Dalla scelta mescole per la gara sembra essere fuori dai giochi la C3, che a Monaco è da considerare come la Hard. Questo compound ha mostrato di garantire un grip piuttosto basso e, di conseguenza, portare le monoposto a scivolare generando così surriscaldamento e sovrasterzo.
"La mescola che sta soffrendo maggiormente è la C3. È stata utilizzata nelle FP1, quando la pista era nelle condizioni peggiori, molto “green”, con poco grip.
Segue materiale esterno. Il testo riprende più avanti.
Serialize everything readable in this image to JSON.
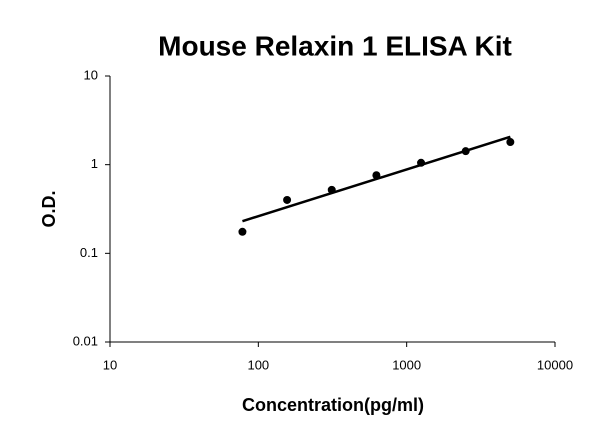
{
  "chart_data": {
    "type": "scatter",
    "title": "Mouse Relaxin 1 ELISA Kit",
    "x_label": "Concentration(pg/ml)",
    "y_label": "O.D.",
    "x": [
      78.125,
      156.25,
      312.5,
      625,
      1250,
      2500,
      5000
    ],
    "values": [
      0.175,
      0.4,
      0.52,
      0.76,
      1.05,
      1.42,
      1.8
    ],
    "color": "#000000",
    "trendline": true,
    "xscale": "log",
    "yscale": "log",
    "xlim": [
      10,
      10000
    ],
    "xticks": [
      10,
      100,
      1000,
      10000
    ],
    "ylim": [
      0.01,
      10
    ],
    "yticks": [
      0.01,
      0.1,
      1,
      10
    ],
    "grid": false
  }
}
È quindi difficile esprimere un giudizio definitivo. Tuttavia il livello di aderenza è stato considerato piuttosto basso, con molto scivolamento. Questo ha generato un forte surriscaldamento e improvvisi sovrasterzi. Come spesso accade, si è creato un effetto a valanga con ulteriore surriscaldamento e degrado termico".
Per questo motivo, le gomme da gara dovrebbero essere Soft (C5) e Medium (C4), con le prime favorite per il primo stint. I piloti, infatti, dovrebbero prediligere quelle mescole per sfruttarne il grip in partenza, così da provare il sorpasso arrivando alla Sainte Devote o nelle curve successive del primo giro.
"Pensiamo che la media e la soft saranno le migliori opzioni per le squadre domenica. Probabilmente si partirà con la soft per sfruttare il maggiore grip al via e cercare di guadagnare posizioni, per poi passare alla media nel momento più opportuno, magari approfittando di una Safety Car e così via".
"Anche con la soft è possibile percorrere uno stint molto lungo. Al momento non vediamo particolari limitazioni. La C5 può coprire almeno metà gara senza problemi. Naturalmente il passo può essere gestito, come sappiamo dalle situazioni tipiche che si verificano a Monaco".